3. On receipt of complaint, notices were issued to Opposite Parties and 1st Opposite Party appeared before the Forum and filed version. 2nd Opposite party not appeared and 2nd Opposite Party is set exparte. In the version of 1st Opposite Party, 1st Opposite Party stated that the Complainant was submitted a claim on account of fever with Pancy to penia and 2nd Opposite Party processed the claim as per section 12(d)(ii) of Health Insurance Regulations Act 2013 and repudiated the claim. Since clinical presentation does not necessitated the inpatient care. Hospitalization was not justified and 1st Opposite Party denies all other allegations of the Complainant.
4. On perusal of complaint, documents, version the forum raised the following points for considerations.
1. Whether there is deficiency of service from the part of Opposite parties?
2. Relief and cost.
5. Point No.1:- The Complainant filed proof affidavit and is examined as PW1 documents are marked as Exts.A1 to A4. The 1st Opposite Party also filed proof affidavit and is examined as OPW1, and documents are marked as Exts.B1 to B3. Ext.A1 is the policy and Ext.A2 is the claim information, Ext.A3 series are the medical reports for medicalim. Ext.B1 is the policy, and Ext.B2 is the repudiation letter. Ext.B3 is the claim form and Ext.B4 series are medical reports. The reason stated in Ext.B2 is that for the Complainant's treatment, clinical presentation does not necessitate the inpatient care. On perusal of entire evidences, and documents, the Forum analysed that the doctor who treats the patient decides whether treatment requires admission of the patient or not. In this case, the doctor decided to admit the patient for treatment. So the inpatient treatment in this case is justified.
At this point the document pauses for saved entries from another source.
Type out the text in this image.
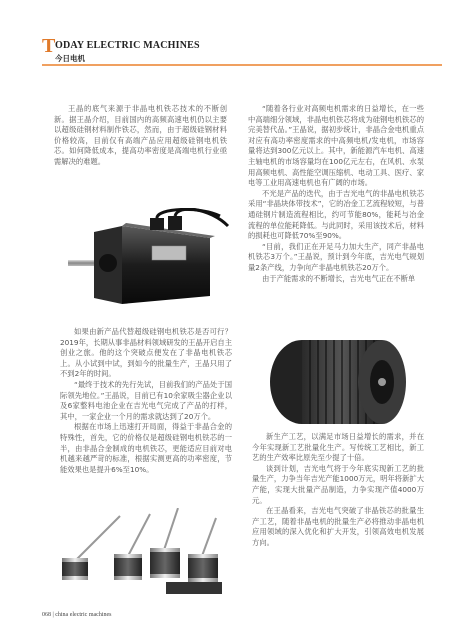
T ODAY ELECTRIC MACHINES
今日电机

王晶的底气来源于非晶电机铁芯技术的不断创新。据王晶介绍，目前国内的高频高速电机仍以主要以超级硅钢材料制作铁芯，然而，由于超级硅钢材料价格较高，目前仅有高端产品应用超级硅钢电机铁芯。如何降低成本，提高功率密度是高端电机行业亟需解决的难题。

“随着各行业对高频电机需求的日益增长，在一些中高端细分领域，非晶电机铁芯将成为硅钢电机铁芯的完美替代品。”王晶说，据初步统计，非晶合金电机重点对应有高功率密度需求的中高频电机/发电机，市场容量将达到300亿元以上。其中，新能源汽车电机、高速主轴电机的市场容量均在100亿元左右，在风机、水泵用高频电机、高性能空调压缩机、电动工具、医疗、家电等工业用高速电机也有广阔的市场。

不光是产品的迭代，由于吉光电气的非晶电机铁芯采用“非晶块体带技术”，它的冶金工艺流程较短，与普通硅钢片制造流程相比，约可节能80%，能耗与冶金流程的单位能耗降低。与此同时，采用该技术后，材料的损耗也可降低70%至90%。

“目前，我们正在开足马力加大生产，同产非晶电机铁芯3万个。”王晶说，预计到今年底，吉光电气规划量2条产线，力争向产非晶电机铁芯20万个。

由于产能需求的不断增长，吉光电气正在不断单

如果由新产品代替超级硅钢电机铁芯是否可行？2019年，长期从事非晶材料领域研发的王晶开启自主创业之旅。他的这个突破点便发在了非晶电机铁芯上。从小试到中试，到如今的批量生产，王晶只用了不到2年的时间。

“最终于技术的先行先试，目前我们的产品处于国际领先地位。”王晶说，目前已有10余家吸尘器企业以及6家整料电池企业在吉光电气完成了产品的打样，其中，一家企业一个月的需求就达到了20万个。

根据在市场上迅速打开局面，得益于非晶合金的特殊性，首先，它的价格仅是超级硅钢电机铁芯的一半，由非晶合金制成的电机铁芯，更能适应目前对电机越来越严苛的标准，根据实测更高的功率密度，节能效果也是提升6%至10%。

新生产工艺，以满足市场日益增长的需求，并在今年实现新工艺批量化生产。写传统工艺相比，新工艺的生产效率比原先至少提了十倍。

谈到计划，吉光电气将于今年底实现新工艺的批量生产，力争当年吉光产能1000万元，明年将新扩大产能，实现大批量产品制造，力争实现产值4000万元。

在王晶看来，吉光电气突破了非晶铁芯的批量生产工艺，随着非晶电机的批量生产必将推动非晶电机应用领域的深入优化和扩大开发，引领高效电机发展方向。

068 | china electric machines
The repudiation of in this case is deficiency of service from the part of Opposite parties.
6. Point No.2:- Since point No.1 is found in favour of Complainant, the complainant is entitled to get cost and compensation.
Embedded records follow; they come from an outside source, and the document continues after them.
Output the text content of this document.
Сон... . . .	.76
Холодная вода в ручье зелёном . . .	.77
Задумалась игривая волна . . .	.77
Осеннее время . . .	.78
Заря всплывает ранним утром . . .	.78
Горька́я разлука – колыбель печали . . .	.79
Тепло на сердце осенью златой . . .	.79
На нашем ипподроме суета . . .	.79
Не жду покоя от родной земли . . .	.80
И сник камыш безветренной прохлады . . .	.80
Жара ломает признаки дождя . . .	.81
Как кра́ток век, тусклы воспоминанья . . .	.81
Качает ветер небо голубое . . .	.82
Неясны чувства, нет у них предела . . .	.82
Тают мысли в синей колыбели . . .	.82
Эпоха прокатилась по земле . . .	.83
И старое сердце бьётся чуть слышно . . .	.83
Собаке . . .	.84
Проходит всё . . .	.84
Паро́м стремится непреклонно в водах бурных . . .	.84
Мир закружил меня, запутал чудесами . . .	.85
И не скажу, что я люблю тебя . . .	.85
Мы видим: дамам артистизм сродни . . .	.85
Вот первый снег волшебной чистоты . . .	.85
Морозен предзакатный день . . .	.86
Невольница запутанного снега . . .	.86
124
In the result, the complaint is partly allowed and the 1st Opposite party is directed to pay Rs.50,391/- (Rupees Fifty thousand Three hundred and Ninety One) only being the treatment expenses ie claim amount and the 1st Opposite Party is also directed to pay Rs.2,000/- (Rupees Two thousand) only as compensation and Rs.1,000/- (Rupees One thousand) only as cost of the proceedings. The 1st Opposite Party shall comply the order within 30 days from the date of receipt of this order failing which the Complainant is entitled to get 12% interest for the whole sum thereafter.
Dictated to the Confidential Assistant, transcribed by him and corrected by me and Pronounced in the Open Forum on this the 8th day of August 2015.
Date of Filing:23.02.2015.
PRESIDENT :Sd/-
MEMBER :Sd/-
/True Copy/
PRESIDENT, CDRF, WAYANAD.
APPENDIX.
Witness for the complainant:
PW1. Augustine Complainant.
Witness for the Opposite Party:
OPW1. Naveen Palliyath Branch Manager, United India Insurance Co. Ltd.,
Exhibits for the complainant
A1. Copy of Individual Health Insurance Policy.
A2. Copy of Detailed Claim Information.
A3 Series (19 Pages) Copy of Medical Report.
A4. Copy of Application.
Exhibits for the opposite Party.
B1. Copy of Individual Health Insurance Policy – 2010.
B2. Copy of Claim Status. dt:10.05.2014.
B3 series Copy of Mediclaim Insurance Policy Claim Form and other documents.